With large districts often generating
high overhead and instructional spending, does this mean that small
districts and small schools are the answer? From an education quality
perspective, a strong case certainly can be made for smaller schools, which
have been associated with higher SAT, ACT and National Assessment of
Educational Progress scores. There is a major problem, however, with small
school districts. According to a substantial body of research, they tend to
have comparatively high non-instructional costs. The ten smallest school
districts in California, for example, had average spending on “other
services” 578 percent higher than the state average for all districts.
Fortunately, there’s another option, one
that makes it possible to educate students like a small district and still
have the economies of scale and buying power of a large district. How? By
implementing shared services. Small districts can band together to share
everything from transportation services to building gymnasiums, creating the
purchasing power and economies of scale of medium-sized districts. Large
districts can organize their individual schools into smaller clusters and
still benefit by sharing services internally. Charter schools can purchase
administrative services from school districts or other charter schools.
Districts of all sizes can participate in agreements that improve the
quality of their staff and internal capacities.
Sharing services is a technique that
both the private and public sectors have employed for decades and has been
growing rapidly in popularity in recent years due to its proven ability to
reduce costs. Since the late 90’s, companies such as Ford, General Electric,
Hewlett Packard, Pfizer and British Petroleum have all realized significant
cost savings from shared services.
Shared services have also become
commonplace in government. The U.S. Postal Service saves $25 million a year
by using shared services for accounting. Work that had been performed by
1100 employees at 85 unique district offices has been consolidated and
standardized, and is now being performed by only 350 employees at three
Accounting Service Centers (ASCs).

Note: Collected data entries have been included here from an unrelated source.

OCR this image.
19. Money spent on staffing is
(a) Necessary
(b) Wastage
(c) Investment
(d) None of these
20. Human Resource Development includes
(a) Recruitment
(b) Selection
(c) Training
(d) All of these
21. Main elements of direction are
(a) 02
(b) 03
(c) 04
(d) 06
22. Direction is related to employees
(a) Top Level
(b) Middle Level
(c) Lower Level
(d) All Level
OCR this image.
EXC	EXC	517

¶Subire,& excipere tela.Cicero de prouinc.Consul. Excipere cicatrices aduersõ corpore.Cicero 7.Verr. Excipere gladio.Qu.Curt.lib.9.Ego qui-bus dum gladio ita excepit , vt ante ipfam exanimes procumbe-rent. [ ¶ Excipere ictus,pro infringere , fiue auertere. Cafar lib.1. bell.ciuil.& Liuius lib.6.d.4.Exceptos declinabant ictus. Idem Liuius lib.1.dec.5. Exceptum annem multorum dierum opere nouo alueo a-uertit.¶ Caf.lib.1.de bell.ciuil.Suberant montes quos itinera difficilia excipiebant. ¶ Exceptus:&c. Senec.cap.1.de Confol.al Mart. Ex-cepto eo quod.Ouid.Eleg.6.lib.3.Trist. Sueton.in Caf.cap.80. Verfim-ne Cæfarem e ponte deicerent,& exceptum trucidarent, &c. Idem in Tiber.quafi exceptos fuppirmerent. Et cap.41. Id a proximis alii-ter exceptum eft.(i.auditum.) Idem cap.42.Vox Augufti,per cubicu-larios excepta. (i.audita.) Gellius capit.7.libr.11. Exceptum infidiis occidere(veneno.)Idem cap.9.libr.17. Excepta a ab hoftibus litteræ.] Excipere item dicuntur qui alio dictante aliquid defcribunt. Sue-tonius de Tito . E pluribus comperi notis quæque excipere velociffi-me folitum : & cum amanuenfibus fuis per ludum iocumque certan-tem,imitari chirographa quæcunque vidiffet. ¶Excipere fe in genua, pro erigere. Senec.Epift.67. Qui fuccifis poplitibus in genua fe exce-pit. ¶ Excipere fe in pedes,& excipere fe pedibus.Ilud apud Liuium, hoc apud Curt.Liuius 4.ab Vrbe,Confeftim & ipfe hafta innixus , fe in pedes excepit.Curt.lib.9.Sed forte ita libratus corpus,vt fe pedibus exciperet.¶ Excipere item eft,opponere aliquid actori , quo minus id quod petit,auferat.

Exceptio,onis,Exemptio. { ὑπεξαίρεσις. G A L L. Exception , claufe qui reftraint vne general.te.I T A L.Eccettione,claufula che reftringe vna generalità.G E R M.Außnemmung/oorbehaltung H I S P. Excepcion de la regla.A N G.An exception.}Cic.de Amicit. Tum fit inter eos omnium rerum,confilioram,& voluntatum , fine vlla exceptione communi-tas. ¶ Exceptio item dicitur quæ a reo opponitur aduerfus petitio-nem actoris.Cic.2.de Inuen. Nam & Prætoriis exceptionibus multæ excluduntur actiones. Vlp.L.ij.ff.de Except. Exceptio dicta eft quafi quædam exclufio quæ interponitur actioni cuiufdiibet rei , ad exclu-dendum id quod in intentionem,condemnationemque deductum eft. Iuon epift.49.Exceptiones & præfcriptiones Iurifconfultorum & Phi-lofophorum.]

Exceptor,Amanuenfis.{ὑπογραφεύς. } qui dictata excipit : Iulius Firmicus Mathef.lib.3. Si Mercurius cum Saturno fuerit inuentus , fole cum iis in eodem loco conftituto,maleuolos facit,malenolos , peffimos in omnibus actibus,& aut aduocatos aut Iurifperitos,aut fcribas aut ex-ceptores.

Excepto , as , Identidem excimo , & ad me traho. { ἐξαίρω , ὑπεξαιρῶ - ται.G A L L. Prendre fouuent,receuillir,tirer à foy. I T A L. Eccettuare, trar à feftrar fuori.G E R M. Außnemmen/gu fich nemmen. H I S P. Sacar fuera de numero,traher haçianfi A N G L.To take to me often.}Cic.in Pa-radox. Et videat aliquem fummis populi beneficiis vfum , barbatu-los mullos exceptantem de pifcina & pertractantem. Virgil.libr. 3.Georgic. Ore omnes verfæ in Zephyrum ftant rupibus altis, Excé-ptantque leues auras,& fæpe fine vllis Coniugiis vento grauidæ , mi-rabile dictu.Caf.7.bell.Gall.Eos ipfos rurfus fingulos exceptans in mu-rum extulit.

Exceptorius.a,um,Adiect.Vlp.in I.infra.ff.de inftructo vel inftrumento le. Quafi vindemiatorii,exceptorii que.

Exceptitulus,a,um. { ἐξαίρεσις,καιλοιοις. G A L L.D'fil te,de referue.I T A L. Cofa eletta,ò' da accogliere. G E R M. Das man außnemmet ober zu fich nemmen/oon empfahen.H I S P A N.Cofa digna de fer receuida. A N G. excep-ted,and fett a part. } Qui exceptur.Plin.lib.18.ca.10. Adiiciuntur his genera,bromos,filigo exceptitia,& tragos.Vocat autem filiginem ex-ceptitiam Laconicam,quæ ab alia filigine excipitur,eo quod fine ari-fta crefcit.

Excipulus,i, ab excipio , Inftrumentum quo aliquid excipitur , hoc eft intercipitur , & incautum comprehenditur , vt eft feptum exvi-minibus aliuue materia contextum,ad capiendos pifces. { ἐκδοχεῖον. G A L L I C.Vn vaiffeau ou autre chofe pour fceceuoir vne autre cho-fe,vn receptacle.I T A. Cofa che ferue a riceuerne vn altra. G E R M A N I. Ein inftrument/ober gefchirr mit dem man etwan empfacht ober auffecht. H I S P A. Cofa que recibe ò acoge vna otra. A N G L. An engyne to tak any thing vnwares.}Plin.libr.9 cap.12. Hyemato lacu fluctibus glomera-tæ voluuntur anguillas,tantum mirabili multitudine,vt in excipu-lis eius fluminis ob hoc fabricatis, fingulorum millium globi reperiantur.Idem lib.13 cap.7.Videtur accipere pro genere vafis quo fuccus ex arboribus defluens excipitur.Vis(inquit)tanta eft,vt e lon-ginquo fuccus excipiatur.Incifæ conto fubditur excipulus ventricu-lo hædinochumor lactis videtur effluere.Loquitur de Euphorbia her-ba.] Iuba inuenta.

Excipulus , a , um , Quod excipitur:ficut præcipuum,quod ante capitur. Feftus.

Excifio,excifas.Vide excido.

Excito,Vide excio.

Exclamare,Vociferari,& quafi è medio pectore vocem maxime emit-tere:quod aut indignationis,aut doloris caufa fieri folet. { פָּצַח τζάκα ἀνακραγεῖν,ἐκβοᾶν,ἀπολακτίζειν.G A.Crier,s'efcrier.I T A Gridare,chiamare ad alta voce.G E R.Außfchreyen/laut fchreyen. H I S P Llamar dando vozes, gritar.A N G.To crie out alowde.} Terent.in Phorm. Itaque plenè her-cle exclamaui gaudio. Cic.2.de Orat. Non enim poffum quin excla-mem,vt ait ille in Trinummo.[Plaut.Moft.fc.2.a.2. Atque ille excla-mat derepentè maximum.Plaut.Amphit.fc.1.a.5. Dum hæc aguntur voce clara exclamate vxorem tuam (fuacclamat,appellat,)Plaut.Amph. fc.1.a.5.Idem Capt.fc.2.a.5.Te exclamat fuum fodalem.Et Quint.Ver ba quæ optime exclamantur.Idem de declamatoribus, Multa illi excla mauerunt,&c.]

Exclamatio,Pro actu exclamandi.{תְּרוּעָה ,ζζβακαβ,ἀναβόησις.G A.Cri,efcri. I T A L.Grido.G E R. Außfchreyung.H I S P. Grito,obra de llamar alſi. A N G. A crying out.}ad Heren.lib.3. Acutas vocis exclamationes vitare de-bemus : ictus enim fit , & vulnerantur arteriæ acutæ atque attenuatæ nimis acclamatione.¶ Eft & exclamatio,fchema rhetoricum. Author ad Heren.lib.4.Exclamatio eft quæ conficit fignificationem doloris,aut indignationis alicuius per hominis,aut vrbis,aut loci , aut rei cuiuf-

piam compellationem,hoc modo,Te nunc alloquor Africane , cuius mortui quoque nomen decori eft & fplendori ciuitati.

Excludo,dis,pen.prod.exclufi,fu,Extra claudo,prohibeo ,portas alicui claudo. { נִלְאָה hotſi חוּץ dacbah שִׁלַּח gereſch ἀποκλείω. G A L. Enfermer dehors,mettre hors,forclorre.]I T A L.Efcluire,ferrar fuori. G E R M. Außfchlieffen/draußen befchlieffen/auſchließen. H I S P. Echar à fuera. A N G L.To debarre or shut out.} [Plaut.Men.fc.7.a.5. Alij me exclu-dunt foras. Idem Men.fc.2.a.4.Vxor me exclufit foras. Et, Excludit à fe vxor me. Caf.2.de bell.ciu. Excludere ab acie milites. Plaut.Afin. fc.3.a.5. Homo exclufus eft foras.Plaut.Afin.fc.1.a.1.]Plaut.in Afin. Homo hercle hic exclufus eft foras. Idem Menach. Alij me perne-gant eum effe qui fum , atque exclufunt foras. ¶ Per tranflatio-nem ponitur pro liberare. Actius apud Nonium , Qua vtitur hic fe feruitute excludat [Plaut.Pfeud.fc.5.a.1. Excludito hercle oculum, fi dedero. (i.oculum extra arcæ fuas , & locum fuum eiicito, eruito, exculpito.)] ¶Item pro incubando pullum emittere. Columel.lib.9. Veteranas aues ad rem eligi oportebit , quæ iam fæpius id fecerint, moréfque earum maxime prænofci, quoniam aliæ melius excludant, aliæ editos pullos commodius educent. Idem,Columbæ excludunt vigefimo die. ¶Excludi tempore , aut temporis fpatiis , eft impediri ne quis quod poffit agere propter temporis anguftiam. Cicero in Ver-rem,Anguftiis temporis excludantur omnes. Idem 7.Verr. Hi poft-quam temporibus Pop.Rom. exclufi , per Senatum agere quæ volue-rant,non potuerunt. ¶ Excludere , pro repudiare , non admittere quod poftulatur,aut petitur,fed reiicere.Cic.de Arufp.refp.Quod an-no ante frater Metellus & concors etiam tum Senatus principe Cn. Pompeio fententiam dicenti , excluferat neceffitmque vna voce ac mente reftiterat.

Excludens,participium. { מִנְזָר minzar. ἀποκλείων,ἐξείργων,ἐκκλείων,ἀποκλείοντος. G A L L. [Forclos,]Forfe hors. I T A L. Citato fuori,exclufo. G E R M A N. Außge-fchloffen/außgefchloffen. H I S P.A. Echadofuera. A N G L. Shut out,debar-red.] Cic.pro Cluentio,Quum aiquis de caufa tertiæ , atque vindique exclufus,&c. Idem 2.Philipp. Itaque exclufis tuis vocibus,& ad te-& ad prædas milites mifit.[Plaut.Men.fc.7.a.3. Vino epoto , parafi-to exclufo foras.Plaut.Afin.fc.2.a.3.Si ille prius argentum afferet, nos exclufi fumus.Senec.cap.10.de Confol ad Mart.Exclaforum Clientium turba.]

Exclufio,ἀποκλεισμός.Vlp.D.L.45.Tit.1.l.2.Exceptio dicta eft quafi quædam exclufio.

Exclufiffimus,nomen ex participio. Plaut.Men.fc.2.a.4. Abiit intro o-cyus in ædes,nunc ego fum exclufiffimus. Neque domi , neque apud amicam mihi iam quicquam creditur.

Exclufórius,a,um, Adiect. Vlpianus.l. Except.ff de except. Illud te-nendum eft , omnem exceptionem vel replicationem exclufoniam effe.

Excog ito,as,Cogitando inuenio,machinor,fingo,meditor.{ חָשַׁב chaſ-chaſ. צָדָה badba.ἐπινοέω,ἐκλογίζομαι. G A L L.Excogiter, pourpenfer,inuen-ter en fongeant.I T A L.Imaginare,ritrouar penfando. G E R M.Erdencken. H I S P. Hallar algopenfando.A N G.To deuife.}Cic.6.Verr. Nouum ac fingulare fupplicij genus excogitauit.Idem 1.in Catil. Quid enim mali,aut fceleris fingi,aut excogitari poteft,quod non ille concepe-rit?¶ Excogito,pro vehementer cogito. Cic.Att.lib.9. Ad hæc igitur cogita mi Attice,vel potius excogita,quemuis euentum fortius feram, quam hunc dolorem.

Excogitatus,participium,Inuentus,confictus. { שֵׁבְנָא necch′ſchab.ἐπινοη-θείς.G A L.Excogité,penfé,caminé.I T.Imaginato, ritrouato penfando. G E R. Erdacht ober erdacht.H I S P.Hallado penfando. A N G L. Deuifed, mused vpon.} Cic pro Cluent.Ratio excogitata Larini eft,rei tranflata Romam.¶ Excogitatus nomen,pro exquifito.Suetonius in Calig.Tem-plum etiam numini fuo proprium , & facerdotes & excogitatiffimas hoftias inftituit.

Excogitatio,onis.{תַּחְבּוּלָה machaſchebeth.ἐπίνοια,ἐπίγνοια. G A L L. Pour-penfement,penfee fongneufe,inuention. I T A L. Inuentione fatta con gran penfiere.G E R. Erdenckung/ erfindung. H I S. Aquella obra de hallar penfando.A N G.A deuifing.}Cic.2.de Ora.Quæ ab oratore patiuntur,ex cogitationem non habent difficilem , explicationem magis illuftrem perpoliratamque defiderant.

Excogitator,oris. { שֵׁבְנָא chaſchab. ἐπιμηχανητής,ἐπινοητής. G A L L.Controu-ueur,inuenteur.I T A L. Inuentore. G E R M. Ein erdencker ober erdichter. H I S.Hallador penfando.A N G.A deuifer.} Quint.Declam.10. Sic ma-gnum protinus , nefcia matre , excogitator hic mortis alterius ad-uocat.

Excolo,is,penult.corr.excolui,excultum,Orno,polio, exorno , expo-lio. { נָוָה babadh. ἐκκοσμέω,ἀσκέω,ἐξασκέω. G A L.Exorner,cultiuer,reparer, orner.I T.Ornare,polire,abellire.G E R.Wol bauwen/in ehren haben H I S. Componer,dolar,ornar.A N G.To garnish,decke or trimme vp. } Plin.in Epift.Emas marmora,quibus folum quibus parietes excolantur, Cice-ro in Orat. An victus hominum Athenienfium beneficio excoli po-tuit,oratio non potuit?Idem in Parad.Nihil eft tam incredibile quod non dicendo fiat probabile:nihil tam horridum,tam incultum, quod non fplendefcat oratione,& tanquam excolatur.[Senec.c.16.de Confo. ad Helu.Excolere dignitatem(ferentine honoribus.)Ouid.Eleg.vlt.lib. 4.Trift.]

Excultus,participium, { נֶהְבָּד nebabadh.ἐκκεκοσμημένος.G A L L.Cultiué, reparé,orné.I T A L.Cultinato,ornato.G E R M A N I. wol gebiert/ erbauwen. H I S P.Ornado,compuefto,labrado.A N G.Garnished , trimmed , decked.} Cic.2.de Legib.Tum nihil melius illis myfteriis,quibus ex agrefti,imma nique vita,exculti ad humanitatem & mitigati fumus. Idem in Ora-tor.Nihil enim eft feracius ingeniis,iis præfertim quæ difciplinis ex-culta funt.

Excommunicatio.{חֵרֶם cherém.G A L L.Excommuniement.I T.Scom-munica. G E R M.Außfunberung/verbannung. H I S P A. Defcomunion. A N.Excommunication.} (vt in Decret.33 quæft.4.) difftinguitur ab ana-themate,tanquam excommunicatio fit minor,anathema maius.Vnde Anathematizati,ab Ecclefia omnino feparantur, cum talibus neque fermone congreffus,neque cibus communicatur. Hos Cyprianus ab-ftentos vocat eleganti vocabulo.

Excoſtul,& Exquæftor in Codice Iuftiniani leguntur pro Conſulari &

In New Jersey and Michigan, many
municipal governments have engaged in shared services agreements for
everything from purchasing to benefits administration.
School districts have also made use of
productive shared service arrangements. For example, two school boards in
Ontario, Canada joined together to share bus transportation services and
audio-visual resources. By creating a single bus system, the two boards will
save $8 million in administrative, capital, and fuel costs over three years.
The boards’ shared AV library serves classrooms in both districts, saving
$300,000 annually. Similarly, in the greater Lawrence area of Massachusetts,
10 school districts banded together to provide special education services.
This sharing will save them approximately $13 million over the next two
decades.
Yet across the country, school districts
have barely scratched the surface in terms of tapping into the cost savings
potential and other benefits from shared service arrangements. Shifting just
a quarter of tax dollars spent by school districts throughout America on
non-instructional operations to shared services, for example, could
potentially yield savings in the range of $9 billion. To put this number in
perspective, it is equivalent to 900 new schools or more than 150,000
additional school teachers.
States that desire to promote the
greater use of shared services in local school districts have several levers
they can pull, including budget pressure, financial incentives and technical
assistance. The states of New York and New Jersey, for example, both provide
financial incentives for school districts to engage in shared services. One
New Jersey incentive program, the Regional Efficiency Aid Program, provides
tax credits directly to homeowners as a way to publicly reward school
districts and municipalities for sharing services. Meanwhile, Texas Gov.
Rick Perry has taken a different tack, issuing an executive order mandating
that school districts limit non-classroom spending to 35 percent of their
total budgets. The order is expected to create strong momentum for more
service sharing by Texas school districts.
Sharing services creates the economies
of scale and consistency of process and results that come with more
centralized models. It also allows districts to maintain the benefits of
decentralized control, allowing individual administrators to retain
oversight of curriculum, education, and other aspects of non-shared
processes. By sharing processes that aren’t mission-critical while still
retaining local control of the most important aspects of education, shared
services can bring the best of big and small."